Si el nacimiento de Jesús fue trascendente, su resurrección cambió el globo. El inicio de la historia de occidente lo contamos como el año 1 de la era cristiana. La Iglesia existe por la resurrección y su primera comunidad fueron los apóstoles -y las mujeres con María, la madre de Jesús-, los mismos que apenas muerto el Nazareno, huyeron atemorizados.

De no haber resucitado, jamás contaríamos a la Iglesia primitiva y menos veríamos a sus discípulos predicando sus enseñanzas en Roma -muchos fueron devorados por los leones en el Coliseo-, hasta donde llegó Pedro, ensanchando el espacio vital del cristianismo, todavía pagano hasta el siglo III d.C. En rigor eran muy pocos los que estaban enterados que Jesús había resucitado al tercer día.

De hecho, su ascensión a los cielos en cuerpo y alma y luego la extraordinaria experiencia de Pentecostés, que llenó a los apóstoles del Espíritu Santo, los fortaleció en su misión de predicar el Reino de Dios.
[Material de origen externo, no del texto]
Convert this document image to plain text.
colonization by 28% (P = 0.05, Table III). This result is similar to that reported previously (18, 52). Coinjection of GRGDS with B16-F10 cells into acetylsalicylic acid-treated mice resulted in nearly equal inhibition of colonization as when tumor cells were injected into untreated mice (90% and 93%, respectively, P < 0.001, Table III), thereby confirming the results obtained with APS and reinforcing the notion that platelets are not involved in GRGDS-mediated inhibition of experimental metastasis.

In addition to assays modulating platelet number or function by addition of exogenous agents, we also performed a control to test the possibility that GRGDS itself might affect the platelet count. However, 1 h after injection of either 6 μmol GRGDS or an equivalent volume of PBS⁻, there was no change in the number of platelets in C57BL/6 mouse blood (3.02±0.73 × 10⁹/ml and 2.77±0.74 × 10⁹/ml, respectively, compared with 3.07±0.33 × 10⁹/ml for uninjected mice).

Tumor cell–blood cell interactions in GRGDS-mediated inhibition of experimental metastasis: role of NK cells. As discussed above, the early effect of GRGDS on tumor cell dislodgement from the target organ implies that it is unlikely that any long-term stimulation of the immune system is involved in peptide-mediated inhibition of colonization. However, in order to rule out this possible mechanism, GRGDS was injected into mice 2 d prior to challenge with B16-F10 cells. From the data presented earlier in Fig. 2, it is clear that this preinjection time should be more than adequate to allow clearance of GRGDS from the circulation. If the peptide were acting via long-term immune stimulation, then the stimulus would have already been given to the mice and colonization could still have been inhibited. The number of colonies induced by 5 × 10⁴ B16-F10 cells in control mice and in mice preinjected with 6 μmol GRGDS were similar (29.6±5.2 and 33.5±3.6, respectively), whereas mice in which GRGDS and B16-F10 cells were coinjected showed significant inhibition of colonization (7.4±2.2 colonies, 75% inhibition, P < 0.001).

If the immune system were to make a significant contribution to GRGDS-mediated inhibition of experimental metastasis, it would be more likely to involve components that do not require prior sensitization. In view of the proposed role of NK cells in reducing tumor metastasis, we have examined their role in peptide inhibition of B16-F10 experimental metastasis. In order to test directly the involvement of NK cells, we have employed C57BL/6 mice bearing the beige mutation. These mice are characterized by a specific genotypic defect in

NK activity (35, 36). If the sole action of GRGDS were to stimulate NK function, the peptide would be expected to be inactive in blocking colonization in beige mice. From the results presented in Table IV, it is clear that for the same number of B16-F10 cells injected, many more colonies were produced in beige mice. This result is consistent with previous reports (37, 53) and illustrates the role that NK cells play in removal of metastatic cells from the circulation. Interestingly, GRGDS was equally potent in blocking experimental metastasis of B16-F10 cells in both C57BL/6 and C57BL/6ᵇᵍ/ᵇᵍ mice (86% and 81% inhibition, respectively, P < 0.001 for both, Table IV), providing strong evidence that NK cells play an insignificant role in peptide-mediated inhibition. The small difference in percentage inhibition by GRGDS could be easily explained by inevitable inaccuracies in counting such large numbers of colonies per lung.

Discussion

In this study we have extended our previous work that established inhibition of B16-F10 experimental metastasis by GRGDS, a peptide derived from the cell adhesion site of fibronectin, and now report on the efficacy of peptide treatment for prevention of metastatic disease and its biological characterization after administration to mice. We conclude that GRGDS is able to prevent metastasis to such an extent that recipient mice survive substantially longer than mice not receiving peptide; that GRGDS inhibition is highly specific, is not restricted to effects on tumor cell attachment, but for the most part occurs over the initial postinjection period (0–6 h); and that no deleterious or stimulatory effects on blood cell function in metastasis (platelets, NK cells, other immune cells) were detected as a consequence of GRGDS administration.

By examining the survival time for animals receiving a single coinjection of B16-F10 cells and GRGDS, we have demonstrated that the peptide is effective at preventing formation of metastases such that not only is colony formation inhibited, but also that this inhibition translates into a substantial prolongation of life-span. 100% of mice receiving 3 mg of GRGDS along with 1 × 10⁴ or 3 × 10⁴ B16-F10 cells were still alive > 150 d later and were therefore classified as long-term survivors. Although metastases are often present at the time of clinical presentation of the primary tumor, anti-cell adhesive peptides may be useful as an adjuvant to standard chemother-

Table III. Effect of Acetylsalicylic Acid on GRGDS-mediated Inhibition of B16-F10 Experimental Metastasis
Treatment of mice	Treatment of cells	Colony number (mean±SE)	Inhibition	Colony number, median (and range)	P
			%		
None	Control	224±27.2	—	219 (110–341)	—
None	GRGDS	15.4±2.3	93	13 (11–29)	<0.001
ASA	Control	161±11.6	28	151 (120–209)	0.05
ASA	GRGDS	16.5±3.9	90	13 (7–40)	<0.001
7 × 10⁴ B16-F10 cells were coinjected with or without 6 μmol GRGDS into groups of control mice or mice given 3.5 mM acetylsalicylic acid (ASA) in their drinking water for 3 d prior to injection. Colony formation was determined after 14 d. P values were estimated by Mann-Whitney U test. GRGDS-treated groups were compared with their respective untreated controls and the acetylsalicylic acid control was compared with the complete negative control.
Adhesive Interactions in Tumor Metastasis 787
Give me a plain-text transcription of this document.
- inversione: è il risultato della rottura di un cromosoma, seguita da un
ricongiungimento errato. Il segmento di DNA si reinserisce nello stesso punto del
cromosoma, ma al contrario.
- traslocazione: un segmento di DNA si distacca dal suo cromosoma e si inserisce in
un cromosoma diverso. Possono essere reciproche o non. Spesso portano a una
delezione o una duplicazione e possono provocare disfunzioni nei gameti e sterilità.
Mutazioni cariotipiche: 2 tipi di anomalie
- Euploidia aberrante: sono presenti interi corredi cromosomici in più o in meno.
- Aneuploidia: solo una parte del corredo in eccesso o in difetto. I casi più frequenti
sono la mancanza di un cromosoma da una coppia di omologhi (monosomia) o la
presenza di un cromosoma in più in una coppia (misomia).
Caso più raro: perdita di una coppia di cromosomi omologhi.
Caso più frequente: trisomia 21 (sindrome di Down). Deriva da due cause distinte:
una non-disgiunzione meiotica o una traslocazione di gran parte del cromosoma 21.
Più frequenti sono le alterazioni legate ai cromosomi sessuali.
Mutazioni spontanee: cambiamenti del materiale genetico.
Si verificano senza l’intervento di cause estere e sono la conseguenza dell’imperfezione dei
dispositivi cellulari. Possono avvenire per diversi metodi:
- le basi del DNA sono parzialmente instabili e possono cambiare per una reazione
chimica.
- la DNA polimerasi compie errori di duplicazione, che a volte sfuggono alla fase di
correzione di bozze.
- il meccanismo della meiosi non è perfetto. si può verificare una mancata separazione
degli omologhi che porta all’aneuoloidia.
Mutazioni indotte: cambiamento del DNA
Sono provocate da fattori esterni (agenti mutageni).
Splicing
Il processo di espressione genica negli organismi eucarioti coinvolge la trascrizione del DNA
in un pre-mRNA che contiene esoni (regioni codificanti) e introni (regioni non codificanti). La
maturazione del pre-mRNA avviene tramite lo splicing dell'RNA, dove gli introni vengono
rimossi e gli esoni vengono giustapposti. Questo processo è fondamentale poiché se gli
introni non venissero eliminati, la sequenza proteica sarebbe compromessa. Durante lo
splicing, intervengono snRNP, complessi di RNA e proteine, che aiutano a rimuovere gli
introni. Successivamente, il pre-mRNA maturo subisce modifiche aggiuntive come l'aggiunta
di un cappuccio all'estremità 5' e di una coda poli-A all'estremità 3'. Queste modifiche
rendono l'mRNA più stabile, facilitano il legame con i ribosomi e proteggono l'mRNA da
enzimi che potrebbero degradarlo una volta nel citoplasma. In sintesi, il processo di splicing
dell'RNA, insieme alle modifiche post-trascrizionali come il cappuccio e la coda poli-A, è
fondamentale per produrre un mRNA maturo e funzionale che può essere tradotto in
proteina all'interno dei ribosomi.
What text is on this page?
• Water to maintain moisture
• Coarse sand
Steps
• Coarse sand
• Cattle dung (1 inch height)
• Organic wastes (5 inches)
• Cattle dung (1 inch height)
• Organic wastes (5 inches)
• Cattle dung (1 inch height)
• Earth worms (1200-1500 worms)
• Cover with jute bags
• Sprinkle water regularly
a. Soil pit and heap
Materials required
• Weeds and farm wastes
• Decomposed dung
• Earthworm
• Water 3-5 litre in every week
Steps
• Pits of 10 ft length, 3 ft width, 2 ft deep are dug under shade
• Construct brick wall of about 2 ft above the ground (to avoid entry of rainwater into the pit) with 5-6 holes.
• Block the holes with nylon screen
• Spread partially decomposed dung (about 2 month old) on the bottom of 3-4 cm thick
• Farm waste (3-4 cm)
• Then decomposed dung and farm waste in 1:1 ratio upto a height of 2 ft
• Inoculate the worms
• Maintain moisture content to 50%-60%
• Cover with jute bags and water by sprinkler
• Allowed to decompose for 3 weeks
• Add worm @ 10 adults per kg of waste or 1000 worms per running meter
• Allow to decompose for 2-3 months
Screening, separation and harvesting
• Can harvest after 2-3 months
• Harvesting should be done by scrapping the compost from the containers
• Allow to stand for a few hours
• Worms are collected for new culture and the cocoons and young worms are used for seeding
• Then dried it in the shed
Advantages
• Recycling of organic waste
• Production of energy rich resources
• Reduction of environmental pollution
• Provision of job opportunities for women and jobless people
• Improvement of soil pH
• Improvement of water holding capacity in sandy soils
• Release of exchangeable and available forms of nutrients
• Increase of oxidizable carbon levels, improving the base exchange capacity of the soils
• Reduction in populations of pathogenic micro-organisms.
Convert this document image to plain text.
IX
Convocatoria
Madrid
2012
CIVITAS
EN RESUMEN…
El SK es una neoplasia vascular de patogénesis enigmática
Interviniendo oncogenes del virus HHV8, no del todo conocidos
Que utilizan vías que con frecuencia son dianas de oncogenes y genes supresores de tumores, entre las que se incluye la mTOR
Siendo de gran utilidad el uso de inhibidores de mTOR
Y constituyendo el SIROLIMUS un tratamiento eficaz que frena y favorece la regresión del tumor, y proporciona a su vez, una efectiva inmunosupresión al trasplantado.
Muchos por esta causa se volvieron mártires. Era la promesa de Jesús y de no haber resucitado, el cristianismo intrascendente, hubiera desaparecido como muchos paganismos.

Constantino, emperador romano, convencido de la resurrección, oficializó el cristianismo como la religión del Imperio, volviéndolo su estandarte del poder e influencia pues por la resurrección los cruzados llegaron hasta el Medio Oriente para recuperar en Tierra Santa, en Jerusalén, el Santo Sepulcro -lugar exacto desde donde narra la Biblia que Jesús “...se levantó entre los muertos...”.

Los doctos San Agustín de Hipona (fe) y Santo Tomás de Aquino (razón), en sus escritos refirieron la trascendencia de la resurrección, permitiendo luego a la Iglesia superar los estragos de su crisis por la Reforma Religiosa del siglo XVI. Francisco de Vitoria y Hugo Grocio, los padres del derecho internacional, que vivieron la vorágine ulterior de los viajes de circunnavegación, reconocieron que las conquistas de nuevas tierras se hicieran con la espada y la cruz, y relievaron a las primeras normas del derecho de la guerra en la idea de la “Paz de Dios” y la “Tregua de Dios”, con los siglos, consagradas en la Carta de la ONU en 1945, y en los Convenios de Ginebra sobre derecho internacional humanitario de 1949.